– А что главное зло? – спросил Семенов с улыбкой, ожидая услышать что-нибудь вроде: политика, бюрократия, религия и т.п.
– Семья, – твердо сказал Павел, совсем чужим голосом: в нем была странная сухость.
Семенов понял, что никогда не слышал, чтоб кто-то так произносил при нем это слово. Оно прозвучало в совершенно не присущей ему окраске: так могло бы прозвучать слово «стена» в устах узника, который долгие годы по ночам рыл ход и, однажды наткнувшись на непреодолимое препятствие, понял, что никогда не обретет свободы.
В воздухе что-то звякнуло или зазвонило, едва слышно (может быть, у соседей).

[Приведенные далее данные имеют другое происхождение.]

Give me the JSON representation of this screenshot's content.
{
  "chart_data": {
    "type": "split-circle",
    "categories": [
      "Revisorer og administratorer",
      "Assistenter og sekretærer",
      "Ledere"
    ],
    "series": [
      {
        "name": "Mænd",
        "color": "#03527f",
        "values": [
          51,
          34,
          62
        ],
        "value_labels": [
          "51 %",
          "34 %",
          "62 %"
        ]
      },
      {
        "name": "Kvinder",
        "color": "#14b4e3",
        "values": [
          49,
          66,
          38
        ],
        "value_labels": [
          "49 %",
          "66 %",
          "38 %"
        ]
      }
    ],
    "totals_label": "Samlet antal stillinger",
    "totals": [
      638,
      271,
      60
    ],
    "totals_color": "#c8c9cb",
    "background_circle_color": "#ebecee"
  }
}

Семенов молчал, не решаясь спросить, почему именно семья. Боголепов тоже молчал. Он вдруг сник, смотрел перед собой в стол, как бывает с сильно пьяными. Он и чувствовал себя пьяным – от себя, слов, эмоций (хорошо бы несколько дней никуда не ходить).
Сколько-то времени вяло говорили о ерунде, потом опять сидели в молчании, переполнявшем здание, улицу, город.
Слабо тянуло куревом (кто-то где-то курит).
– Пойду, что ли, покурю, – сказал Семенов и медленно встал.
– Давай, – сказал Павел.
Семенов ушел на балкон: каждая дверь отчетливо скрипнула, каждая со своим характером. Боголепов понял, что его знобит. Надо домой. Пора вызывать такси. Нельзя столько кофе пить. Хорошо бы несколько дней совсем никого не видеть…
Он встал и глянул в окно: мелкая водяная пыль плела фонарю кокон; отливая синевой, свет превращал ночь в рентгеновский снимок.
Посмотрел на яблоко, нерешительно взял его, понюхал. Померещились лаванда, жасмин и тимьян – все разом. Услышал шаги Семенова. Спрятал яблоко в карман.
8
Сегодня утром Павел проснулся и ощутил себя 5 мая 2003 года, когда, уже «изгнанный из семьи», но еще «не отдавший ключи», он заявился с дикого похмелья в квартиру, где его жена (по документам еще официальная) выстраивала «новую жизнь»; поблевал, улегся на кухонных стульях, новая семья испарилась.
Павел слышал, как они собирались, одевали сына, перешептывались; хотя его не могли видеть, он ехидно улыбался, лежал, в ожидании спонтанного возгорания скандала; все разрешилось иначе: щелкнул замок – один раз, внутри вздрогнула какая-то жилка, обдало жаром, навалилась пустота, он понял, что это конец, и тихо завыл.
Около шести часов он оставался на кухне, не понимая, что он здесь делает, куда идти, как жить дальше; сидел на табурете в пальто, у него не было денег и решимости их искать, пил воду прямо из крана, боялся открыть окно; сигареты («Роттманс») были страшно сухие и сгорали, как трава, и казалось, будто вставляли, – он курил и курил, боясь подумать, что будет, когда они кончатся; в конце концов, он почувствовал себя необычно: возбужден и в то же время размазан.
Тогда голова болела от курева и страшной пьянки накануне, а этим утром, в пять часов (в такую рань просыпаюсь только с похмелья), его подняло, несомненно, давление. Но ощущение было такое же предельное: «никогда не смогу больше спать, никогда не смогу больше есть».